O princípio da indução finita é um conjunto de proposições utilizado para demonstrar que uma propriedade é válida para certo número $n_o$ natural e todos os seus sucessores.

As proposições (ou passos) do PIF são as seguintes:

1. Verificar que a propriedade vale para o número $n_o$ escolhido (geralmente $n_o = 0$ ou $n_o = 1$, mas há propriedades que começam do $2$, $3$ etc).
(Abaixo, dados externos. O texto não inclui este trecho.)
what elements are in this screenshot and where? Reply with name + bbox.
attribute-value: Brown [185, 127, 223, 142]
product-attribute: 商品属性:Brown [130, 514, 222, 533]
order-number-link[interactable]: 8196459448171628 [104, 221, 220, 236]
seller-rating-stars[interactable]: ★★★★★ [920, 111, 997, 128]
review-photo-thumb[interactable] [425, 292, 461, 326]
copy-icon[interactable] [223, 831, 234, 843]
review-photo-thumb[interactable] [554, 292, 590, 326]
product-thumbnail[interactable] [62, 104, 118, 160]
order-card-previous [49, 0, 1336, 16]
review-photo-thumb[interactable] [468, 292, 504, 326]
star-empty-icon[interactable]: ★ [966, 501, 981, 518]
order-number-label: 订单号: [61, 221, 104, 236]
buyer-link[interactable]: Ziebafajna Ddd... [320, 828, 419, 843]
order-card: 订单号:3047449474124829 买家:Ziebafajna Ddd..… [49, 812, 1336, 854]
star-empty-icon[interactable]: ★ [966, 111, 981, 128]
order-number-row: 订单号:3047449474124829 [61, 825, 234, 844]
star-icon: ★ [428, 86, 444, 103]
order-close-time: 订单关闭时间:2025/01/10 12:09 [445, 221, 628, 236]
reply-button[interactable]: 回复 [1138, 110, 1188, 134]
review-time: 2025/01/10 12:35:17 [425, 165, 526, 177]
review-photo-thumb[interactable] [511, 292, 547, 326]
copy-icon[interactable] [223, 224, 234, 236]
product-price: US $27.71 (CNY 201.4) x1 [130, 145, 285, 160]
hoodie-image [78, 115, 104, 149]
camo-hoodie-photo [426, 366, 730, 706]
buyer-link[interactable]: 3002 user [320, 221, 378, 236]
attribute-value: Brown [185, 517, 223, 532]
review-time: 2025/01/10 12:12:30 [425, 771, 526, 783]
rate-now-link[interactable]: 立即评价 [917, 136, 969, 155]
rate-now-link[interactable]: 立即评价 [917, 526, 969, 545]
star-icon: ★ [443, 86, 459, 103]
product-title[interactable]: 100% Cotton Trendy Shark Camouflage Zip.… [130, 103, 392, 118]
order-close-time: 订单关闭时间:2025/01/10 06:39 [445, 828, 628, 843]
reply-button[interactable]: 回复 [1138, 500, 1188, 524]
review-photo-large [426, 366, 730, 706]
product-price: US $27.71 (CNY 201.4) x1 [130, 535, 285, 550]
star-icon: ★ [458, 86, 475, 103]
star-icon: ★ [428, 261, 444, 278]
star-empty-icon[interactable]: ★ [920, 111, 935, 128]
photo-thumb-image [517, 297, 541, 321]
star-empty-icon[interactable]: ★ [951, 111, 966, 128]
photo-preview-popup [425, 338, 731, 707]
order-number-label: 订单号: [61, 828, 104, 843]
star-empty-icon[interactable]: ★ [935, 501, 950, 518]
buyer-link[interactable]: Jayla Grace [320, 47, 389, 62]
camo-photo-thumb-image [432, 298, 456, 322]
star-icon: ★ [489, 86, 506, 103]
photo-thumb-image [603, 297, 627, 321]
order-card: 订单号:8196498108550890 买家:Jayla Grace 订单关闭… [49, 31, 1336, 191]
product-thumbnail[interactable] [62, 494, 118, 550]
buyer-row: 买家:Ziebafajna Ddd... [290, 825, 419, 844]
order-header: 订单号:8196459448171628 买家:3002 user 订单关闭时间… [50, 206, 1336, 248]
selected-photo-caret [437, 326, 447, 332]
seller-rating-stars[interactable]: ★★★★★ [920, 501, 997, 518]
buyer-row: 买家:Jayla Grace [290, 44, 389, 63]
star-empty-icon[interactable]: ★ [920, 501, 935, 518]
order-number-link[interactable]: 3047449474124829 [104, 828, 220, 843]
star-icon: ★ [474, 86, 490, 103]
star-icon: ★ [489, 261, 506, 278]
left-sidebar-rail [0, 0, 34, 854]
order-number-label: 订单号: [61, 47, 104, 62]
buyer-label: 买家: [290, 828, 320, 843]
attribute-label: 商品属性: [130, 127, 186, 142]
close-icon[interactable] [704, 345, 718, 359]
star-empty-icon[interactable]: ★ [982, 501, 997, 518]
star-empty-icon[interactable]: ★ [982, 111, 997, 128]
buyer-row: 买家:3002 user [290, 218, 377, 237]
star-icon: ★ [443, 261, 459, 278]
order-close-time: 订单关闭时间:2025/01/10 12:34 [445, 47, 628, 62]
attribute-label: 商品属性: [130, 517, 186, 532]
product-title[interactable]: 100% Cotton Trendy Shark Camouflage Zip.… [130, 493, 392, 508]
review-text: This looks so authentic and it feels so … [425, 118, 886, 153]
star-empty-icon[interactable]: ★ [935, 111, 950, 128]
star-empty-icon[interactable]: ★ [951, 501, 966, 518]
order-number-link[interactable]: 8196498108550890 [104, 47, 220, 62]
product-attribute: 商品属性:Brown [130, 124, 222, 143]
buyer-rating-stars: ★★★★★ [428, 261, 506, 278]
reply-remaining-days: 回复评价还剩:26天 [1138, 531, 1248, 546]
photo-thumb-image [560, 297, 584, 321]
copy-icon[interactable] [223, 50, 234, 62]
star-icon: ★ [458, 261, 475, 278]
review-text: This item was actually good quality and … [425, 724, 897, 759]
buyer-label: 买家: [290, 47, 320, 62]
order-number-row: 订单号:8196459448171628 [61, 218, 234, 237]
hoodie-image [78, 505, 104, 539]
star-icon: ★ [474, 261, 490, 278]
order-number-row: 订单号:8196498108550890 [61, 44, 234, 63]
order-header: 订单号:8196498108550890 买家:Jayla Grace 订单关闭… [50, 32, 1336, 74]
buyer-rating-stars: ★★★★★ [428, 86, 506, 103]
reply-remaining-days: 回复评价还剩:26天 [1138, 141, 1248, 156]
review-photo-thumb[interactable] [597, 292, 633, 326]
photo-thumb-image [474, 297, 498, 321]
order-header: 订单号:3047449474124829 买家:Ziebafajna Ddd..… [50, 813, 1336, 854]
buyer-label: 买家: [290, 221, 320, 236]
2. (Hipótese de indução) Assumir que a propriedade vale para algum $n \in \mathbb{N}$.

3. Demonstrar que a propriedade também vale para o sucessor $n+1$.

Se as três condições forem satisfeitas então a propriedade vale para qualquer $n \in \mathbb{N}$ tal que $n \geq n_o$.


O segredo para a indução finita é, no passo 3, fazer manipulações algébricas para encontrar a expressão do passo 2. Veja a seguir alguns exemplos de como isso funciona.

3.1

Exemplo 1 - soma de números inteiros

Vamos demonstrar que a soma dos $n$ primeiros números ímpares resulta em $n^2$:

$$1 + 3 + 5 + … + (2n- 1) = n^2$$

Obs.: Os números ímpares podem ser representados pelo termo geral $(2n- 1)$ com $n=1, 2, 3, …$

1. Vamos verificar que a soma do primeiro número ímpar resulta em $n^2$, isto é, que a propriedade é válida para $n_o = 1$.

$$n=1 \Rightarrow 1 = 1^2$$


2. Assumimos que a propriedade descrita vale para algum $n$, ou seja, é só reescrever a propriedade proposta:

$$1 + 3 + 5 + … + (2n- 1) = n^2$$


3. Vamos demonstrar que a propriedade continua valendo se somarmos o próximo número ímpar.

Obs.: Se último número ímpar vale $(2n- 1)$ o próximo ímpar será $2$ unidades maior, ou seja, $(2n + 1)$.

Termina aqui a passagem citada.